Remote Code Execution With Modern AI/ML Formats and Libraries
Executive Summary:
We identified vulnerabilities in three open-source artificial intelligence/machine learning (AI/ML) Python libraries published by Apple, Salesforce, and NVIDIA on their GitHub repositories. Vulnerable versions of these libraries allow for remote code execution (RCE) when a model file with malicious metadata is loaded.
Key Findings:
- NeMo: A PyTorch-based framework created for research purposes by NVIDIA, which is designed for the development of diverse AI/ML models and complex systems.
- Uni2TS: A PyTorch library created for research purposes by Salesforce, used by their Morai foundation model for time series analysis.
- FlexTok: A Python-based framework created for research purposes by Apple and EPFL VILAB, enabling AI/ML models to process images.

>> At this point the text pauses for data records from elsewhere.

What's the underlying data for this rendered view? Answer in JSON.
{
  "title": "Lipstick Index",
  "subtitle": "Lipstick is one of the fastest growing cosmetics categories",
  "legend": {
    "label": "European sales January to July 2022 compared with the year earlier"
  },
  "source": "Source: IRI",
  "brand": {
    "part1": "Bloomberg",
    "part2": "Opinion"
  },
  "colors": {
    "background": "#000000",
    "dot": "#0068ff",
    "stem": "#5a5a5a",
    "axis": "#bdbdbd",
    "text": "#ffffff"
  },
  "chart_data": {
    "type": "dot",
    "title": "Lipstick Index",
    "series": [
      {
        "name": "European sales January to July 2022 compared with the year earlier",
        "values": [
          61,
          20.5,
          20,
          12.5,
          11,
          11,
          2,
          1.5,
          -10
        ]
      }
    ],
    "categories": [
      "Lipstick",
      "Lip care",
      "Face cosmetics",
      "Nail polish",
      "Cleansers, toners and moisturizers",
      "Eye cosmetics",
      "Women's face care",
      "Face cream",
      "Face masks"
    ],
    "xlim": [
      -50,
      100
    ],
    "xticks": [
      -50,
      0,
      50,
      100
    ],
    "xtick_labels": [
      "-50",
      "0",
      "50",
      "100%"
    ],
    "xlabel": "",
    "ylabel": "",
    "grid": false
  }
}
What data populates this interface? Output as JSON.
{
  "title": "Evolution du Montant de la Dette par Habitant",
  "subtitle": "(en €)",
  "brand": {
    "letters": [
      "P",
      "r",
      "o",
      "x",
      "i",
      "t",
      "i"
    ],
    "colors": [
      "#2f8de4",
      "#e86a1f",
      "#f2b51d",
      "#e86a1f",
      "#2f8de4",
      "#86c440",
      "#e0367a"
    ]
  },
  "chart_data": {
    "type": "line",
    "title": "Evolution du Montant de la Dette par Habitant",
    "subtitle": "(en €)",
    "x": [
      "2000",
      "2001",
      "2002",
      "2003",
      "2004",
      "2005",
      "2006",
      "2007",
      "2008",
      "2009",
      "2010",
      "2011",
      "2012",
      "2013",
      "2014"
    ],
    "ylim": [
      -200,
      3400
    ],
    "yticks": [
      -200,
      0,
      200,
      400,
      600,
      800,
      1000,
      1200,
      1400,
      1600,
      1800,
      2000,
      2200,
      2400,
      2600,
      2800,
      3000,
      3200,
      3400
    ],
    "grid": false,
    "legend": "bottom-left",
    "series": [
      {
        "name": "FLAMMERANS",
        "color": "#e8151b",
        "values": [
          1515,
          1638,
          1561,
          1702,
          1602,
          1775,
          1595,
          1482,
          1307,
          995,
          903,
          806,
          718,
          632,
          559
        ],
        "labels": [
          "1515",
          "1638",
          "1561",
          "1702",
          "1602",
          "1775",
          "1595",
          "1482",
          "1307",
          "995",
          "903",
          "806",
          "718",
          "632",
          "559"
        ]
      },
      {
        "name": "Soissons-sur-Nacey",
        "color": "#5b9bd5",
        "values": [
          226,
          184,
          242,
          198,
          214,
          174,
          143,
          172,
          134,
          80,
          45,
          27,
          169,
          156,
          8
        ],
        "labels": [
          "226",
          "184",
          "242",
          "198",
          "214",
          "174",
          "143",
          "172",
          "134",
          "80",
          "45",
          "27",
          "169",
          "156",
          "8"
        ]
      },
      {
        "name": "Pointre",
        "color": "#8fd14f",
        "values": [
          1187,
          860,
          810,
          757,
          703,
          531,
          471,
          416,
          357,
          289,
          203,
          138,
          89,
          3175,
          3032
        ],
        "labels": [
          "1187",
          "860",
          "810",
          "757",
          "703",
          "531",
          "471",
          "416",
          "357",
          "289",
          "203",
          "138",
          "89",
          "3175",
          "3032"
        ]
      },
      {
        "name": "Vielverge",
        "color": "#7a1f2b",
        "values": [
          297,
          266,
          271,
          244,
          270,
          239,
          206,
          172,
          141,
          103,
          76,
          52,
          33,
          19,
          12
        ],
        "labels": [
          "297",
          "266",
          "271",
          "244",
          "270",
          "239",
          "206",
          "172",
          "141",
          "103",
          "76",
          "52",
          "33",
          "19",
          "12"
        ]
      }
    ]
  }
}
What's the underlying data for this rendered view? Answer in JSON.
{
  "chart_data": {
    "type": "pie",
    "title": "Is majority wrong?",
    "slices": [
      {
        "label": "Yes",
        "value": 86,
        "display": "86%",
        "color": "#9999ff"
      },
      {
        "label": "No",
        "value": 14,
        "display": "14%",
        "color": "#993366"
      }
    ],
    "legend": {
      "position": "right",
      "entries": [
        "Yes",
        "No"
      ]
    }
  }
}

These libraries are used in popular models on HuggingFace with tens of millions of downloads in total. The vulnerabilities stem from libraries using metadata to configure complex models and pipelines, where a shared third-party library instantiates classes using this metadata. Vulnerable versions of these libraries simply execute the provided data as code, allowing an attacker to embed arbitrary code in model metadata, which would automatically execute when vulnerable libraries load these modified models.
Mitigation and Protection:
- Palo Alto Networks notified all affected vendors in April 2025 to ensure they had a chance to implement mitigations or resolve the issues before publication.
- NVIDIA issued CVE-2025-23304, rated High severity, and released a fix in NeMo version 2.3.2.
- The researchers who created FlexTok updated their code in June 2025 to resolve the issues.
- Salesforce issued CVE-2026-22584, rated High severity, and deployed a fix on July 31, 2025.
Prisma AIRS: Prisma AIRS can identify models leveraging these vulnerabilities and extract their payloads.
Cortex Cloud’s Vulnerability Management: Identifies and manages base images for cloud virtual machine and containerized environments, allowing for identification and alerting of vulnerabilities and misconfigurations.
Unit 42 AI Security Assessment: Helps organizations reduce AI adoption risk, secure AI innovation, and strengthen AI governance.
Disclaimer: Palo Alto Networks has not identified any model files leveraging these vulnerabilities for attacks in the wild, but there is ample opportunity for attackers to leverage them.